For a flat strip of copper with negligible thickness

\[ \begin{gathered} d = \frac{R}{\cos\theta} \\\\ dB_x = dB \cdot \cos\theta = \frac{\mu_0 \dfrac{i}{a} dx}{2\pi d} \cdot \cos\theta \\\\ x = R\tan\theta \Rightarrow dx = \frac{Rd\theta}{\cos^2\theta} \\\\ \begin{aligned} B_x &= \frac{\mu_0 i}{2\pi aR} \int \cos^2\theta dx = \frac{\mu_0 i}{2\pi a} \int_{-\alpha}^{\alpha} d\theta \\ &= \frac{\mu_0 i}{\pi a} \alpha = \frac{\mu_0 i}{\pi a} \tan^{-1} \frac{a}{2R} \end{aligned} \end{gathered} \]

When \(R >> a\), \(B = \dfrac{\mu_0 i}{2\pi R}\).

When \(R \rightarrow 0\), \(B = \dfrac{\mu_0 i}{2a}\).


Let the length of solenoid be \(L\), the radius as \(R\), the number of turns per unit length as \(n\), then

\[ \begin{gathered} B = \frac{\mu_0}{2} \int_{- \frac{L}{2}}^{\frac{L}{2}} \frac{iR^2 \cdot ndl}{[R^2 + (x - l)^2]^{3/2}} \\\\ \frac{x - l}{R} = \cot\beta \Rightarrow dl = \frac{R}{\sin^2\beta} d\beta \\\\ \begin{aligned} B &= \frac{\mu_0}{2} \int_{-\beta_1}^{\beta_2} \frac{R^2 ni \dfrac{R}{\sin^2\beta} d\beta}{\left( \dfrac{R^2}{\sin^2\beta} \right)^{3/2}} \\ &= \frac{\mu_0}{2} \cdot ni \int_{-\beta_1}^{\beta_2} \sin\beta d\beta \\ &= \frac{1}{2} \mu_0ni (\cos\beta_1 - \cos\beta_2) \end{aligned} \end{gathered} \]

When \(L\rightarrow \infty\), \(\beta_1 = 0, \beta = \pi, B = \mu_0ni\).

At the end of solenoid, \(\beta_1 = 0, \beta_2 = \dfrac{\pi}{2}, B = \frac{1}{2} \mu_0ni\).

For a solenoid with many layers,

\[ \begin{aligned} B &= \int_{R_1}^{R_2} \frac{1}{2} \mu_0 \frac{Ni}{2l(R_2 - R_1)} \cdot \frac{2l}{\sqrt{l^2 + r^2}} dr \\ &= \mu_0 jl \int_{R_1}^{R_2} \frac{dr}{\sqrt{l^2 + r^2}} \\ &= \mu_0 jl \ln \frac{R_2 + \sqrt{R_2^2 + l^2}}{R_1 + \sqrt{R_1^2 + l^2}} \\ \end{aligned} \]
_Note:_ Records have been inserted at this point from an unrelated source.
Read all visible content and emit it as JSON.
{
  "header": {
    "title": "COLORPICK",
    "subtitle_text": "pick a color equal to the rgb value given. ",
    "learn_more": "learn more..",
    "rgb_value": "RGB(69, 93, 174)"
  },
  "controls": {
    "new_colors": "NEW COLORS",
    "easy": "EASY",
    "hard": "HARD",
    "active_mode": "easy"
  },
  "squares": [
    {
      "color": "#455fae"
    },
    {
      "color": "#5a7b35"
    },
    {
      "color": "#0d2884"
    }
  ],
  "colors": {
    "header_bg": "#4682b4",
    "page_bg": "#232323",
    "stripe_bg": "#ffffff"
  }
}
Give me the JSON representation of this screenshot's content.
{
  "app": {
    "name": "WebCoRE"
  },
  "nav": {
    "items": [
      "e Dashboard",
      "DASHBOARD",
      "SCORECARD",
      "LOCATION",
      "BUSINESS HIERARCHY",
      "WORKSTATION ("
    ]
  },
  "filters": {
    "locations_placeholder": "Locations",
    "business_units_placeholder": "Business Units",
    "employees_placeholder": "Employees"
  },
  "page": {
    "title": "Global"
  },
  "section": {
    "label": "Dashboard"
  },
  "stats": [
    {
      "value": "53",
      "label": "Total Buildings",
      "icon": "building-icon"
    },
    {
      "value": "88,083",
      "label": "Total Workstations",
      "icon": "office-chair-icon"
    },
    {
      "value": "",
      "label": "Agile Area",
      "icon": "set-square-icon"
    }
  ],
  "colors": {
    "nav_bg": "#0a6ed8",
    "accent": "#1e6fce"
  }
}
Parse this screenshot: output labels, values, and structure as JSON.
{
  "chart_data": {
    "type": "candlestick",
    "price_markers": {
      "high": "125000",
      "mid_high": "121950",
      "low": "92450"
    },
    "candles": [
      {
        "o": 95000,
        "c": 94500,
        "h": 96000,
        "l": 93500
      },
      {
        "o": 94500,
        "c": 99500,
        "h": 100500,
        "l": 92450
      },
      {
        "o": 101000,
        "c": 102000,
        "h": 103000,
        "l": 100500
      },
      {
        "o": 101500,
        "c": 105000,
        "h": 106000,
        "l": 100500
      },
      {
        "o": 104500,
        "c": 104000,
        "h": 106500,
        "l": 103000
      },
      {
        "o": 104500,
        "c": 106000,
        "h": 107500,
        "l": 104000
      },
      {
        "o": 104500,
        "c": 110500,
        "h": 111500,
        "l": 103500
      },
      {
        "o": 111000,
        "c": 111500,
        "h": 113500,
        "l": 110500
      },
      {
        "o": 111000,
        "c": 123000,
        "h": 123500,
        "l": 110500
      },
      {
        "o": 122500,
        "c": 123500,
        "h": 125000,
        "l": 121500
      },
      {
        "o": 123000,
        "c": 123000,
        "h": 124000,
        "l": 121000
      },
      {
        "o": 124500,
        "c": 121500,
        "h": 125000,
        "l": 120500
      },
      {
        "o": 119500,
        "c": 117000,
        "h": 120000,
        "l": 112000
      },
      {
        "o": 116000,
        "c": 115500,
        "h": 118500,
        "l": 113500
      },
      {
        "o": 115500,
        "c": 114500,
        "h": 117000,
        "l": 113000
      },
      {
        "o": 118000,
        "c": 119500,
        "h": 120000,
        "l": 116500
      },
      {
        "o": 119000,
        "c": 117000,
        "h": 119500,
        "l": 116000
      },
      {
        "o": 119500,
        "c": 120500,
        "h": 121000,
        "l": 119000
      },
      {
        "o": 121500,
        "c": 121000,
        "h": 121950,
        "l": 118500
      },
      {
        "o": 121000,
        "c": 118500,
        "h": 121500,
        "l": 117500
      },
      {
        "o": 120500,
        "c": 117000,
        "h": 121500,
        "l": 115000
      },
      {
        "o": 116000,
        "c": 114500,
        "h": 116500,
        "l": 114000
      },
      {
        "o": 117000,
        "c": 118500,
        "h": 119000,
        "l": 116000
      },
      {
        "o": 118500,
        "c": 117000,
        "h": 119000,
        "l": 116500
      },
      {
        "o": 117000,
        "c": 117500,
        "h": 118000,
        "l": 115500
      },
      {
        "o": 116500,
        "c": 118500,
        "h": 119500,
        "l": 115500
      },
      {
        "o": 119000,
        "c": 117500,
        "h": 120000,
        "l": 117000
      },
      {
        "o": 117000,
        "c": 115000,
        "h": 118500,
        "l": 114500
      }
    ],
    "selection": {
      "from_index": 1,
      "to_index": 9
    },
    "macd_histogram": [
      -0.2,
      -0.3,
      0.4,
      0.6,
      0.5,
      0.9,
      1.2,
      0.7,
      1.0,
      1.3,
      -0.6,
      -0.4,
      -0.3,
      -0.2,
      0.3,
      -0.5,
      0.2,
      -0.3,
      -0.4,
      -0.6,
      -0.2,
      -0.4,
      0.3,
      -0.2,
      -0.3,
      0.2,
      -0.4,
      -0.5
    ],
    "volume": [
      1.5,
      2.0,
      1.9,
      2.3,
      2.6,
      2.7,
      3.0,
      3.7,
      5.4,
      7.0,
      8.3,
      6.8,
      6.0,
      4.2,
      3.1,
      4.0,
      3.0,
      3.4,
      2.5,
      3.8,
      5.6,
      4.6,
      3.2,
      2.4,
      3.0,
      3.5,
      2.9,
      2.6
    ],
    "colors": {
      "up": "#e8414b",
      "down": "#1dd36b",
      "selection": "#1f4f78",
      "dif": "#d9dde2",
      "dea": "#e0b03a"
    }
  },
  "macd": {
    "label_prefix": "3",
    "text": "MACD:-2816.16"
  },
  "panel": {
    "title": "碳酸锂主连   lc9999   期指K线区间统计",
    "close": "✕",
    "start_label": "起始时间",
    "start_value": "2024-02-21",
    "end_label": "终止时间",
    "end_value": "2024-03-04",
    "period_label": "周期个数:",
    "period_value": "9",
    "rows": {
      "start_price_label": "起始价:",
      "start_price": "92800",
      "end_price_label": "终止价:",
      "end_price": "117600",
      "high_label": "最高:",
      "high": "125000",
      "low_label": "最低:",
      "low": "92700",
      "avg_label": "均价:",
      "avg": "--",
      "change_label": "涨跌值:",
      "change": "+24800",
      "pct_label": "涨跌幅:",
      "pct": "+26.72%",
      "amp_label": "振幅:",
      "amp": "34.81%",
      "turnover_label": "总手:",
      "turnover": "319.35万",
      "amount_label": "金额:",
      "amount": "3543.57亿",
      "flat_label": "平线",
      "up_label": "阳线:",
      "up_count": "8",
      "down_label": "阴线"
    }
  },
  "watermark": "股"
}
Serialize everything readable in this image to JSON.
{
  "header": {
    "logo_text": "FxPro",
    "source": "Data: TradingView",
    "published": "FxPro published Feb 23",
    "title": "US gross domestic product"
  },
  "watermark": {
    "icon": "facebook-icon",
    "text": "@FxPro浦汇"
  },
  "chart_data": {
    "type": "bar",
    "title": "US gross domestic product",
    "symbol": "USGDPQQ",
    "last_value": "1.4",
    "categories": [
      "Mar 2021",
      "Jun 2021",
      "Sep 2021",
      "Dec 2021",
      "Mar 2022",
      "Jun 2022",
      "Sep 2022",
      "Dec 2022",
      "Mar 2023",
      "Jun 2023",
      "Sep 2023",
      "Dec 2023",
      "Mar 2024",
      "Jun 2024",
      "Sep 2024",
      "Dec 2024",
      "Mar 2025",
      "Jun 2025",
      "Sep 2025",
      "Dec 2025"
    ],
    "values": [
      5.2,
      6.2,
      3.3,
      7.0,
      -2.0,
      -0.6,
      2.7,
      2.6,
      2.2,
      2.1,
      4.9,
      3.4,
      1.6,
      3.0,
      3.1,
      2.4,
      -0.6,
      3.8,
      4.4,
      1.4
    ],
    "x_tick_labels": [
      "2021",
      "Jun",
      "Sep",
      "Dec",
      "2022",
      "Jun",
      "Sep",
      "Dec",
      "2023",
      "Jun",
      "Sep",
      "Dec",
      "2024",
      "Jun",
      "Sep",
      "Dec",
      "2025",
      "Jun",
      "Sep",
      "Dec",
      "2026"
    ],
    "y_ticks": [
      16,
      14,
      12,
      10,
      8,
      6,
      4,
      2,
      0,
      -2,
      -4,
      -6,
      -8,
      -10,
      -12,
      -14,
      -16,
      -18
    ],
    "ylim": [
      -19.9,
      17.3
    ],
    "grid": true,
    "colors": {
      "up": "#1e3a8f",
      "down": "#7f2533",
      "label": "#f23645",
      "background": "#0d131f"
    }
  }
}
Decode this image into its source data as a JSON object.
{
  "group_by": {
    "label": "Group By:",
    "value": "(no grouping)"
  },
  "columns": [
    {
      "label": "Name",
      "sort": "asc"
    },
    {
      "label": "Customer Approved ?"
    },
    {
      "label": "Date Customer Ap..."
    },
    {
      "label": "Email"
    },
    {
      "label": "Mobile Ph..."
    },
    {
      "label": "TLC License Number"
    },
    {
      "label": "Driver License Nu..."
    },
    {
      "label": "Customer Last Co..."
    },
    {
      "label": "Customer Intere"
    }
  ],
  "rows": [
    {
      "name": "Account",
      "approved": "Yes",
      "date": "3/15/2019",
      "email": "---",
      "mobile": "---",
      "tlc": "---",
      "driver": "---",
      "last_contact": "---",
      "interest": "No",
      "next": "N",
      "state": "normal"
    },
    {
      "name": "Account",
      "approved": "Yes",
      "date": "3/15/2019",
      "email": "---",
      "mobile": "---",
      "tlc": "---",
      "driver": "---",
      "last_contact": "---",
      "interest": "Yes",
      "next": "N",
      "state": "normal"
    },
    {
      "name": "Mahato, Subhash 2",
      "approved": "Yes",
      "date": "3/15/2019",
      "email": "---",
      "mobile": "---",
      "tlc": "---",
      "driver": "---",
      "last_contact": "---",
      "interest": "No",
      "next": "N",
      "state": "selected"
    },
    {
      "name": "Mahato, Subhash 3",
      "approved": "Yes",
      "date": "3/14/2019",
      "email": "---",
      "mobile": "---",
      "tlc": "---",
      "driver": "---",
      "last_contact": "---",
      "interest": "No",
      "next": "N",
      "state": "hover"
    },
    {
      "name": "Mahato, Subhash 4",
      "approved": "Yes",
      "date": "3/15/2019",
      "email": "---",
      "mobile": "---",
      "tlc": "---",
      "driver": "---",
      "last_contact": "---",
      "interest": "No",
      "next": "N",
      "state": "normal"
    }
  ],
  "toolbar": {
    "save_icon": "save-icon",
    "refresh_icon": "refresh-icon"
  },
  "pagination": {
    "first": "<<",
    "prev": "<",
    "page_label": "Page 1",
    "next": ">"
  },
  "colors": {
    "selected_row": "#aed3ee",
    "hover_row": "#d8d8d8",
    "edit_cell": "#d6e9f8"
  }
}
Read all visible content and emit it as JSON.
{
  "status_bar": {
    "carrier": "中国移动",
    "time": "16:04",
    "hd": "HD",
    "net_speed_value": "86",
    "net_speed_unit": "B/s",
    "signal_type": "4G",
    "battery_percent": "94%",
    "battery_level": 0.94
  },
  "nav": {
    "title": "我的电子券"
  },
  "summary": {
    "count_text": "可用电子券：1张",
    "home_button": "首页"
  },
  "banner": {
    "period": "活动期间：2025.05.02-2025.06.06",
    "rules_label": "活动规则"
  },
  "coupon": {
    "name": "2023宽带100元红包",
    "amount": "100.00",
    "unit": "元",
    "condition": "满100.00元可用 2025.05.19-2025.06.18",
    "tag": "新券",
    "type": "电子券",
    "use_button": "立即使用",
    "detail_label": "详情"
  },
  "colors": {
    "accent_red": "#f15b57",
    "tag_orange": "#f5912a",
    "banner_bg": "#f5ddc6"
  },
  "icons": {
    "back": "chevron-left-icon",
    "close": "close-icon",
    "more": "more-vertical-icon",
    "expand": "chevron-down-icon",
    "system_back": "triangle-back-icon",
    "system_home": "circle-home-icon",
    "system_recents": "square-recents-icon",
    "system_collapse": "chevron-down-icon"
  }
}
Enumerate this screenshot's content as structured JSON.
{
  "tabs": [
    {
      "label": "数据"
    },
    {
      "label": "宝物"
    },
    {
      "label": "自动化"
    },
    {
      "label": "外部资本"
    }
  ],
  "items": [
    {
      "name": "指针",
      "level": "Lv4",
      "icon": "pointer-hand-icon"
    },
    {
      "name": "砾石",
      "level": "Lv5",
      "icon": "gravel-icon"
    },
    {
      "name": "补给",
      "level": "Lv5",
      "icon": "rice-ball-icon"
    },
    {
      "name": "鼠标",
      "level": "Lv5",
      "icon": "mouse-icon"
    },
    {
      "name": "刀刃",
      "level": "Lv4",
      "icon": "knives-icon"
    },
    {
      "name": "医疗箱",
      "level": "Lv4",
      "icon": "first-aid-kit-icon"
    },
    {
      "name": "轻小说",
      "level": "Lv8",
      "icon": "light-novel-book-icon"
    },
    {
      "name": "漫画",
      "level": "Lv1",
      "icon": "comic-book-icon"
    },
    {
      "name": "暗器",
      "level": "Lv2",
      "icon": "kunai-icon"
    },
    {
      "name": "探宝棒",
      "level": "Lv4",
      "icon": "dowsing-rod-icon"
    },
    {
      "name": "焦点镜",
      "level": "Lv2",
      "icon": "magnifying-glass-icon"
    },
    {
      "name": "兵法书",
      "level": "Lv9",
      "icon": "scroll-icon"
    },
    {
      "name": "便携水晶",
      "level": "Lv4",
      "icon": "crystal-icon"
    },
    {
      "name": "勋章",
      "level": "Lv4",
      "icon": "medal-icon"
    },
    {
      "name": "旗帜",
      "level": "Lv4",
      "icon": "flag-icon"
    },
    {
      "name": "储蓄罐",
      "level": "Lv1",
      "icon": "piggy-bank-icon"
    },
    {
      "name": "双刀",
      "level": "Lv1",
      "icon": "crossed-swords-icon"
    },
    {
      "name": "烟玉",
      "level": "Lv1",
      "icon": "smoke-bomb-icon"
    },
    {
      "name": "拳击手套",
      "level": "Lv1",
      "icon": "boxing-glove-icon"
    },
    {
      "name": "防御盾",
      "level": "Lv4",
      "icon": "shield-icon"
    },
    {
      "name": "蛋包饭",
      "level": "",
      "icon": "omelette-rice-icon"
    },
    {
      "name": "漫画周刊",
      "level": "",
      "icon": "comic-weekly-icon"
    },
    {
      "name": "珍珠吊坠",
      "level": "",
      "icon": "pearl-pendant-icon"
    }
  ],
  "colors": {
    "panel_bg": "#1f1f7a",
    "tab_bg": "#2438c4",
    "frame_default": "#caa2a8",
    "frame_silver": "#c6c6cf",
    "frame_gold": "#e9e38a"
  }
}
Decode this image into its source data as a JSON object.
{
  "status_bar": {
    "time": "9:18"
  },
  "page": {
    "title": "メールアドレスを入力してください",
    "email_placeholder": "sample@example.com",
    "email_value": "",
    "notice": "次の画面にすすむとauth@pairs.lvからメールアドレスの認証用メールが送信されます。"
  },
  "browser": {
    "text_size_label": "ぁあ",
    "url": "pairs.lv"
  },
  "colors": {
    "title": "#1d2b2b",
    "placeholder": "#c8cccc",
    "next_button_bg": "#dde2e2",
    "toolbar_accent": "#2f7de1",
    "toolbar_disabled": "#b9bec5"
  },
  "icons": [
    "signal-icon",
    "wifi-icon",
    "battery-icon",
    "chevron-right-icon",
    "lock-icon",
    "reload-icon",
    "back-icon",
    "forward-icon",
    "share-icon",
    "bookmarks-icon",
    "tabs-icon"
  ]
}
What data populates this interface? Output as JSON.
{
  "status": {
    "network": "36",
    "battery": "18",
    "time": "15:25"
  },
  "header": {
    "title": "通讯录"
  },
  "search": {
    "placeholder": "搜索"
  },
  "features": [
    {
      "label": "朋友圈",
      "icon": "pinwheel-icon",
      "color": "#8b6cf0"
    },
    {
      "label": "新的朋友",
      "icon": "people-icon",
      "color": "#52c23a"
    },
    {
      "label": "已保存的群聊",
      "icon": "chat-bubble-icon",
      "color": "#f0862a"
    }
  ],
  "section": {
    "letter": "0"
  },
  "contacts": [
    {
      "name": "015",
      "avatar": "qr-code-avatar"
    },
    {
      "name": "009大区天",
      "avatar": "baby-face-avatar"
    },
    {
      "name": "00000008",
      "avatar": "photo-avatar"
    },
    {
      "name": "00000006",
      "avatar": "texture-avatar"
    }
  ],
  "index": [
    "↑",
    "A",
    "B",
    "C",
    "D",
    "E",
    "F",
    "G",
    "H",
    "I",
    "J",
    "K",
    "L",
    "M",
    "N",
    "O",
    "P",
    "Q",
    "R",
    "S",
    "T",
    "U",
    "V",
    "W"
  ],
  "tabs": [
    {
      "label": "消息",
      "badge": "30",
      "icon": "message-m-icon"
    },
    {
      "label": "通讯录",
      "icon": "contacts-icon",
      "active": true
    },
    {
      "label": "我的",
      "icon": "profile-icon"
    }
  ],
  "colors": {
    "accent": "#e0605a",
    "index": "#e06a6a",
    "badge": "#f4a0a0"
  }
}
The Gauss’Law and Ampere’s Loop Law of a magnetic field

The Gauss' Law of s magnetic field is \(\(\oiint B\bullet dA = 0\)\)

The Ampere’s Loop Law of a magnetic field is \(\(\oint B\bullet dl = \mu_0 \sum_{in\ loop} i\)\)

So the magnetic field inside a long wire is \(\(B = \mu_0 i \cdot \frac{\pi r^2}{\pi R^2} \cdot \frac{1}{2\pi r} = \frac{\mu_0 ir}{2\pi R^2}\)\)

Consider an infinite current sheet, suppose \(n\) is the number of wires per length, then \(\(B = \frac{\mu_0 \cdot wni}{2w} = \frac{1}{2} \mu_0 ni\)\)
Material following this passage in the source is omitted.